[whatwg] StringEncoding: Allowed encodings for TextEncoder

Fri Aug 10 21:16:48 PDT 2012

On Thu, Aug 9, 2012 at 10:42 AM, Joshua Bell <jsbell at chromium.org> wrote:
> On Wed, Aug 8, 2012 at 9:03 AM, Joshua Bell <jsbell at chromium.org> wrote:
>
>>
>>
>> On Wed, Aug 8, 2012 at 2:48 AM, James Graham <jgraham at opera.com> wrote:
>>
>>> On 08/07/2012 07:51 PM, Jonas Sicking wrote:
>>>
>>>  I don't mind supporting *decoding* from basically any encoding that
>>>> Anne's spec enumerates. I don't see a downside with that since I
>>>> suspect most implementations will just call into a generic decoding
>>>> backend anyway, and so supporting the same set of encodings as for
>>>> other parts of the platform should be relatively easy.
>>>>
>>>
>>> [...]
>>>
>>>
>>>  However I think we should consider restricting support to a smaller
>>>> set of encodings for while *encoding*. There should be little reason
>>>> for people today to produce text in non-utf formats. We might even be
>>>> able to get away with only supporting UTF8, though I wouldn't be
>>>> surprised if there are reasonably modern file formats which use utf16.
>>>>
>>>
>>> FWIW, I agree with the decode-from-all-platform-**encodings
>>> encode-to-utf[8|16] position.
>>>
>>
>> Any disagreement on limiting the supported encodings to utf-8, utf-16, and
>> utf-16be, while permitting decoding of all encodings in the Encoding spec?
>>
>> (This eliminates the "what to do on encoding error" issue nicely, still
>> need to resolve the BOM issue though.)
>>
>
> http://wiki.whatwg.org/wiki/StringEncoding has been updated to restrict the
> supported encodings for encoding to UTF-8, UTF-16 and UTF-16BE.
>
> I'm tempted to take it further to just UTF-8 and see if anyone complains.
>
> Jury is still out on the decode-with-BOM issue - I need to reason through
> Glenn's suggestions on the "open issues" thread.
>
> I added a related open issue raised by Glenn, summarized as "... suggest
> that the .encoding attribute simply return the name that was passed to
> the constructor." - taking this further, perhaps the attribute should be
> eliminated as callers could apply it themselves.
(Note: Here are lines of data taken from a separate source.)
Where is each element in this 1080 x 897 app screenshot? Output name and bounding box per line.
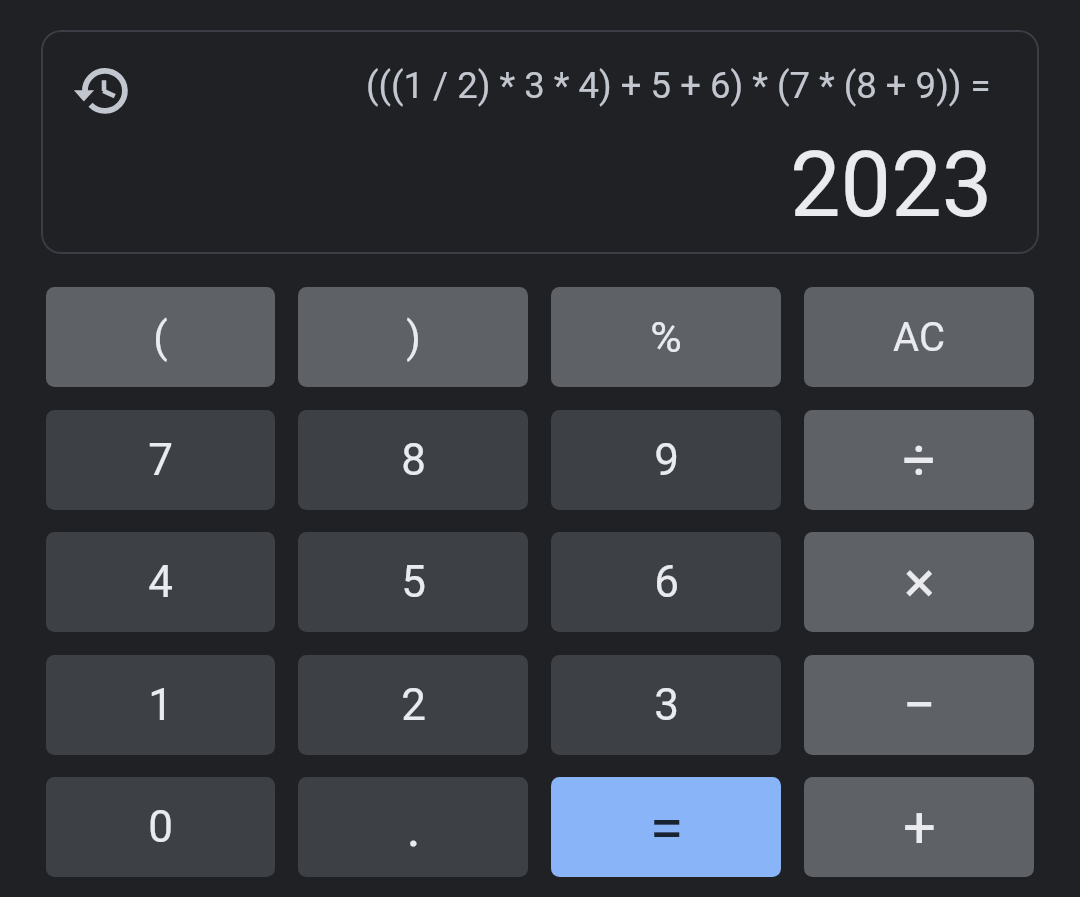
staticText: AC <box>893 314 945 361</box>
button[interactable]: 4 <box>46 532 275 632</box>
staticText: + <box>903 793 936 861</box>
button[interactable]: Divide <box>804 410 1034 510</box>
button[interactable]: ) <box>298 287 528 387</box>
staticText: 0 <box>148 801 173 853</box>
button[interactable]: ( <box>46 287 275 387</box>
button[interactable]: Add <box>804 777 1034 877</box>
staticText: ( <box>153 313 168 362</box>
button[interactable]: 7 <box>46 410 275 510</box>
button[interactable]: History <box>69 59 135 125</box>
button[interactable]: . <box>298 777 528 877</box>
staticText: 5 <box>401 556 426 608</box>
staticText: . <box>406 796 421 859</box>
button[interactable]: Subtract <box>804 655 1034 755</box>
staticText: 2023 <box>790 133 993 238</box>
button[interactable]: 9 <box>551 410 781 510</box>
button[interactable]: 2 <box>298 655 528 755</box>
button[interactable]: 3 <box>551 655 781 755</box>
button[interactable]: 8 <box>298 410 528 510</box>
staticText: 9 <box>654 434 679 486</box>
staticText: (((1 / 2) * 3 * 4) + 5 + 6) * (7 * (8 + … <box>366 64 991 107</box>
staticText: 6 <box>654 556 679 608</box>
staticText: 2 <box>401 679 426 731</box>
button[interactable]: % <box>551 287 781 387</box>
button[interactable]: 6 <box>551 532 781 632</box>
staticText: 8 <box>401 434 426 486</box>
staticText: % <box>650 312 682 362</box>
staticText: = <box>649 791 684 864</box>
staticText: 1 <box>148 679 173 731</box>
button[interactable]: 0 <box>46 777 275 877</box>
staticText: 7 <box>148 434 173 486</box>
button[interactable]: Multiply <box>804 532 1034 632</box>
staticText: ÷ <box>902 426 936 494</box>
button[interactable]: 1 <box>46 655 275 755</box>
staticText: 3 <box>654 679 679 731</box>
button[interactable]: Equals <box>551 777 781 877</box>
button[interactable]: AC <box>804 287 1034 387</box>
button[interactable]: 5 <box>298 532 528 632</box>
staticText: − <box>902 671 936 739</box>
staticText: 4 <box>148 556 173 608</box>
staticText: ) <box>406 313 421 362</box>
staticText: × <box>904 548 935 616</box>
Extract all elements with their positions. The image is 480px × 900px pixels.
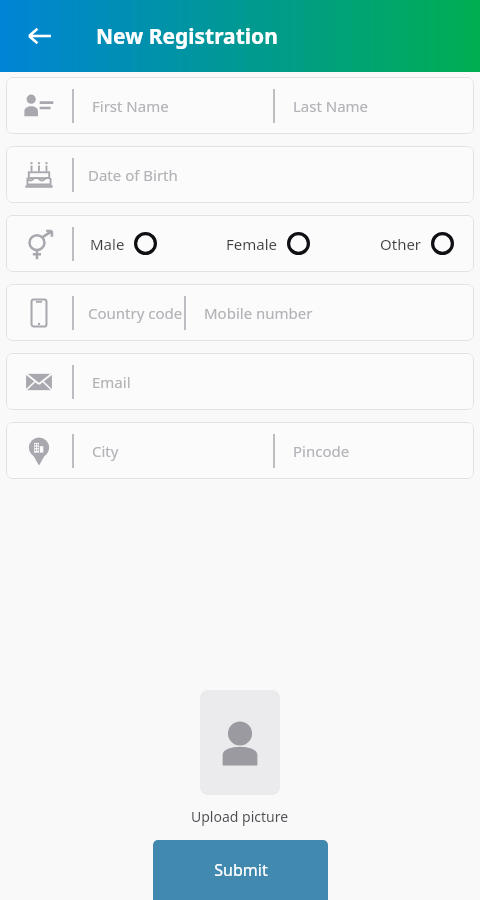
staticText: Female [226,234,278,254]
button[interactable]: Date of Birth [6,146,474,203]
staticText: City [92,441,273,461]
staticText: Upload picture [191,807,289,826]
button[interactable]: Female [222,226,314,261]
staticText: New Registration [96,22,278,51]
staticText: Last Name [293,96,474,116]
button[interactable]: Male [6,215,474,272]
staticText: Submit [214,859,268,881]
button[interactable]: First Name [6,77,474,134]
button[interactable]: Submit [153,840,328,900]
button[interactable]: Country code [6,284,474,341]
button[interactable]: Other [376,226,458,261]
staticText: Country code [88,303,183,323]
button[interactable]: Email [6,353,474,410]
staticText: Mobile number [204,303,474,323]
staticText: Date of Birth [88,165,474,185]
staticText: First Name [92,96,273,116]
staticText: Other [380,234,422,254]
staticText: Male [90,234,125,254]
staticText: Email [92,372,474,392]
button[interactable]: Upload picture [200,690,280,795]
button[interactable]: Male [86,226,161,261]
button[interactable]: City [6,422,474,479]
staticText: Pincode [293,441,474,461]
button[interactable]: Back [16,12,64,60]
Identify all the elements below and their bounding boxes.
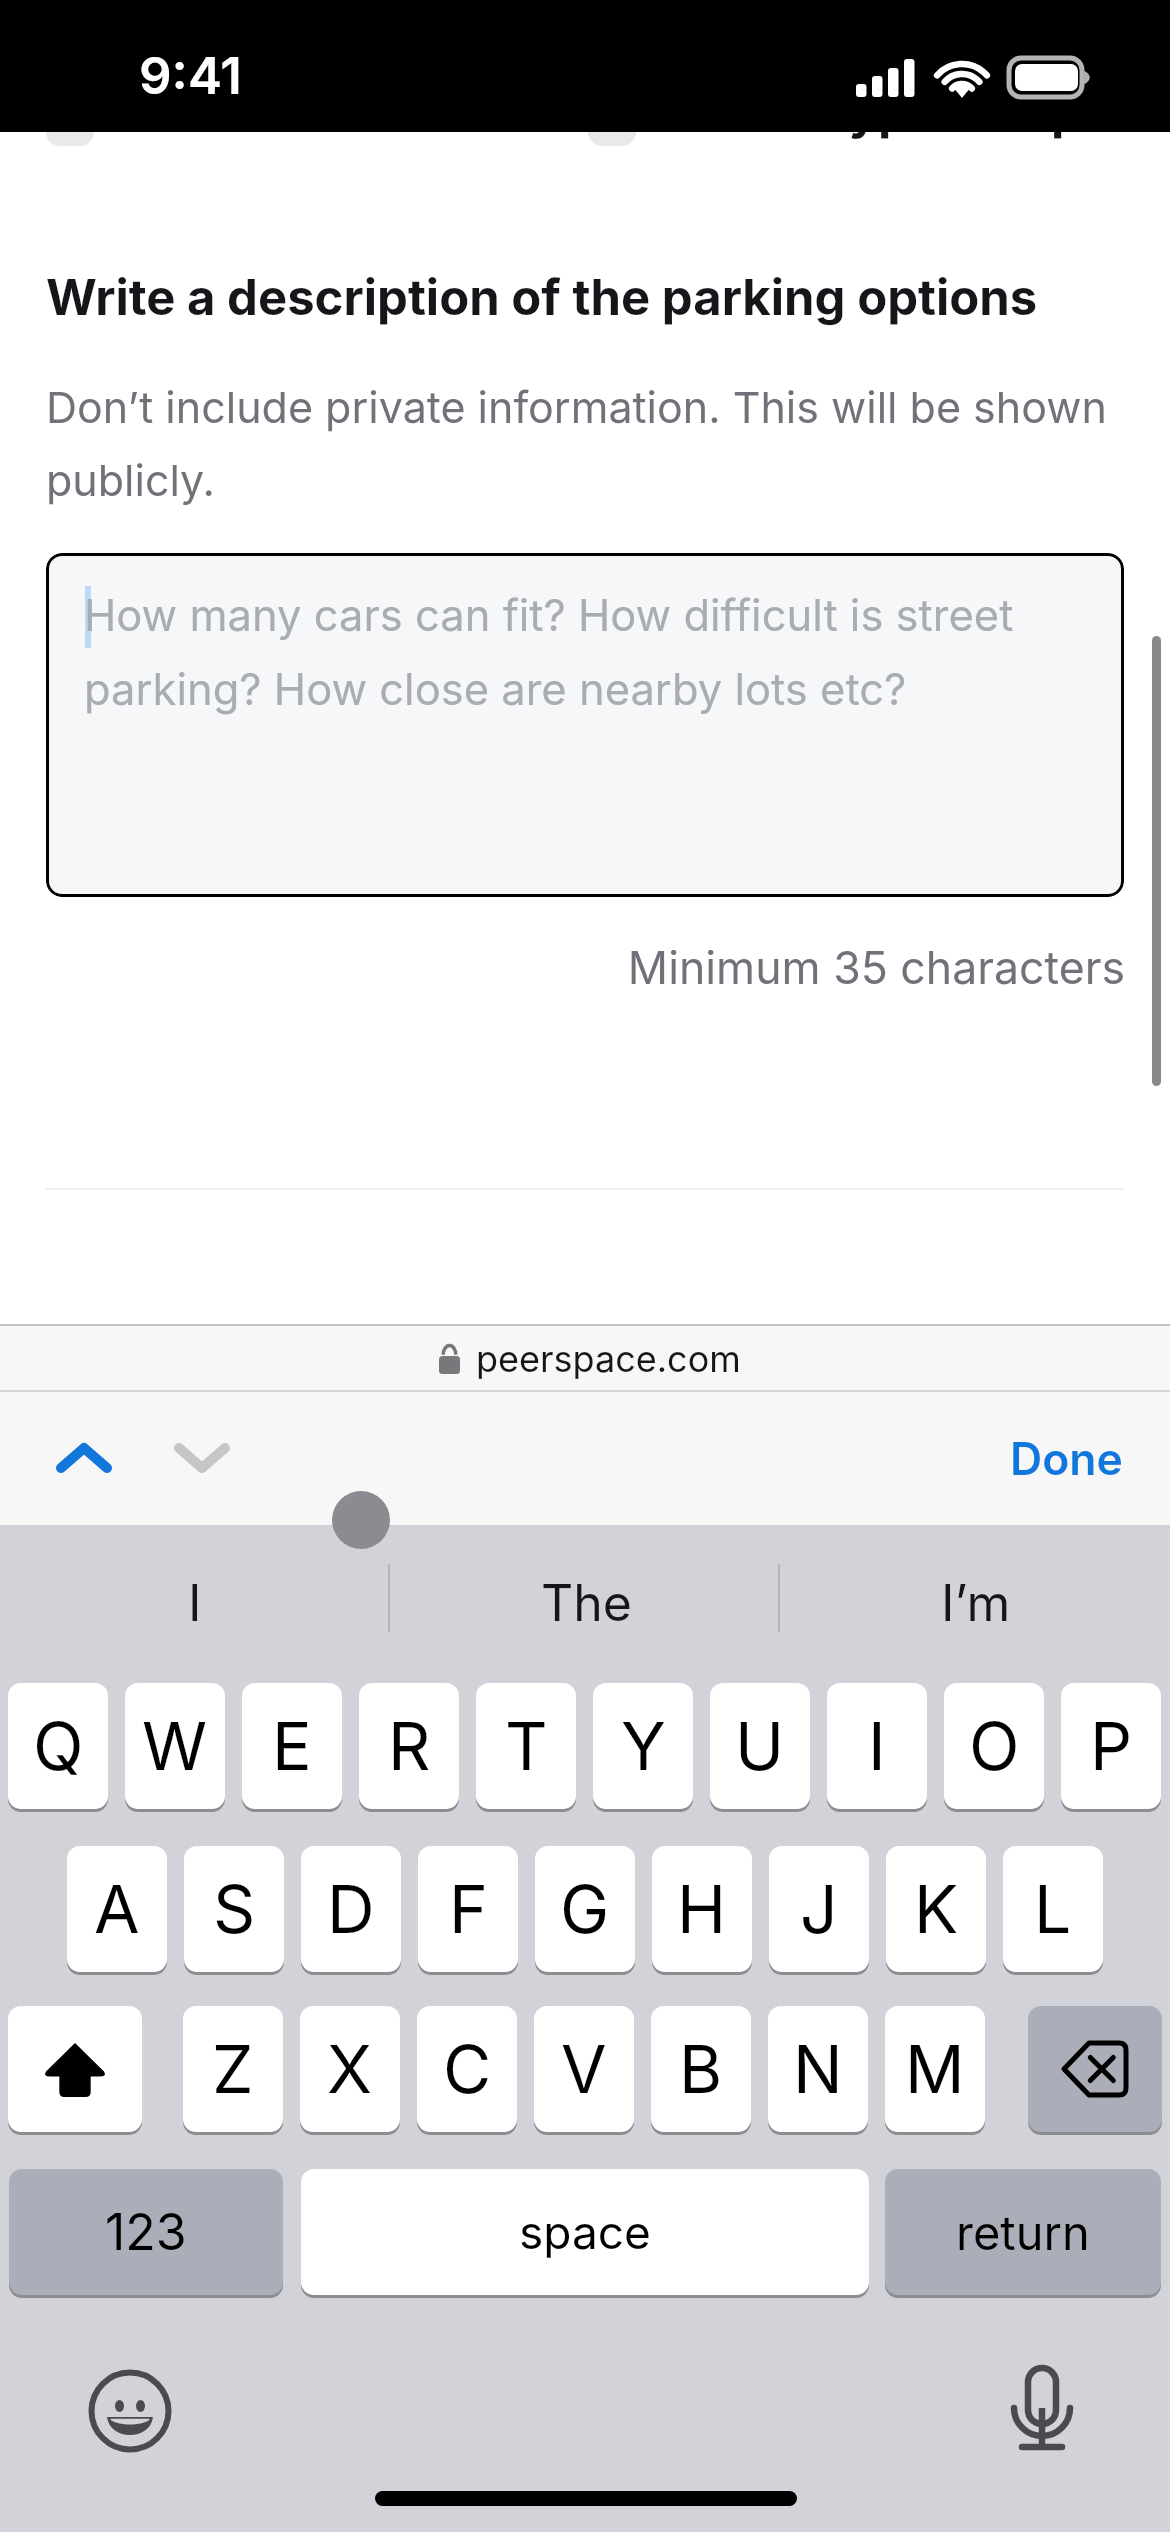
staticText: Don’t include private information. This … (46, 381, 1121, 507)
staticText: U (735, 1706, 785, 1786)
button[interactable]: G (535, 1846, 635, 1972)
button[interactable]: Done (976, 1409, 1156, 1509)
staticText: Done (1010, 1432, 1123, 1486)
staticText: R (388, 1706, 431, 1786)
staticText: L (1034, 1869, 1072, 1949)
staticText: F (449, 1869, 488, 1949)
staticText: I’m (941, 1573, 1011, 1633)
button[interactable]: A (67, 1846, 167, 1972)
button[interactable]: Emoji keyboard (84, 2365, 176, 2457)
staticText: The (541, 1573, 632, 1633)
button[interactable]: V (534, 2006, 634, 2132)
button[interactable]: F (418, 1846, 518, 1972)
button[interactable]: Next field (157, 1413, 247, 1503)
button[interactable]: B (651, 2006, 751, 2132)
button[interactable]: Q (8, 1683, 108, 1809)
staticText: I (188, 1573, 202, 1633)
staticText: S (213, 1869, 256, 1949)
staticText: 123 (105, 2202, 187, 2262)
staticText: K (914, 1869, 959, 1949)
button[interactable]: Z (183, 2006, 283, 2132)
button[interactable]: U (710, 1683, 810, 1809)
staticText: C (443, 2029, 492, 2109)
button[interactable]: H (652, 1846, 752, 1972)
staticText: I (868, 1706, 886, 1786)
staticText: E (272, 1706, 312, 1786)
button[interactable]: K (886, 1846, 986, 1972)
button[interactable]: 123 (9, 2169, 283, 2295)
staticText: return (956, 2204, 1090, 2261)
staticText: B (679, 2029, 723, 2109)
button[interactable]: R (359, 1683, 459, 1809)
staticText: V (561, 2029, 607, 2109)
staticText: Z (212, 2029, 254, 2109)
staticText: H (677, 1869, 727, 1949)
button[interactable]: I (5, 1543, 385, 1663)
staticText: Vehicle type and parking (640, 82, 1170, 141)
button[interactable]: The (396, 1543, 776, 1663)
button[interactable]: Shift (8, 2006, 142, 2132)
button[interactable]: S (184, 1846, 284, 1972)
staticText: D (327, 1869, 375, 1949)
staticText: O (969, 1706, 1020, 1786)
staticText: How many cars can fit? How difficult is … (84, 589, 1044, 716)
button[interactable]: L (1003, 1846, 1103, 1972)
staticText: T (505, 1706, 548, 1786)
button[interactable]: T (476, 1683, 576, 1809)
staticText: G (560, 1869, 610, 1949)
button[interactable]: X (300, 2006, 400, 2132)
staticText: Minimum 35 characters (0, 941, 1125, 995)
button[interactable]: N (768, 2006, 868, 2132)
button[interactable]: How many cars can fit? How difficult is … (46, 553, 1124, 897)
button[interactable]: I’m (786, 1543, 1166, 1663)
button[interactable]: Backspace (1028, 2006, 1162, 2132)
staticText: A (94, 1869, 140, 1949)
staticText: space (519, 2204, 651, 2260)
button[interactable]: Dictation (996, 2363, 1088, 2455)
staticText: J (800, 1869, 838, 1949)
staticText: Y (621, 1706, 666, 1786)
button[interactable]: I (827, 1683, 927, 1809)
button[interactable]: return (885, 2169, 1161, 2295)
staticText: P (1090, 1706, 1133, 1786)
staticText: Q (33, 1706, 84, 1786)
staticText: W (142, 1706, 208, 1786)
button[interactable]: Y (593, 1683, 693, 1809)
button[interactable]: W (125, 1683, 225, 1809)
staticText: peerspace.com (476, 1337, 741, 1381)
button[interactable]: space (301, 2169, 869, 2295)
staticText: N (793, 2029, 843, 2109)
staticText: Write a description of the parking optio… (46, 268, 1038, 327)
staticText: X (327, 2029, 373, 2109)
button[interactable]: P (1061, 1683, 1161, 1809)
staticText: 9:41 (139, 45, 242, 107)
button[interactable]: C (417, 2006, 517, 2132)
button[interactable]: E (242, 1683, 342, 1809)
button[interactable]: J (769, 1846, 869, 1972)
button[interactable]: O (944, 1683, 1044, 1809)
staticText: M (905, 2029, 965, 2109)
button[interactable]: Previous field (39, 1413, 129, 1503)
button[interactable]: M (885, 2006, 985, 2132)
button[interactable]: D (301, 1846, 401, 1972)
The spec now contains the following text:

"NOTE: Because only UTF encodings are supported, and because of the
algorithm used to convert a DOMString to a sequence of Unicode
characters, no input can cause the encoding process to emit an encoder
error."

This is not correct. A DOMString is not a sequence of Unicode
characters, it's a UTF16 encoded string (this is per EcmaScript). Thus
it can contain unpaired surrogates and so the encoding process can
result in encoder errors.

As I've suggested earlier, I think we should deal with this by simply
emitting Unicode replacement characters for these encoder errors (i.e.
for unpaired surrogates).

/ Jonas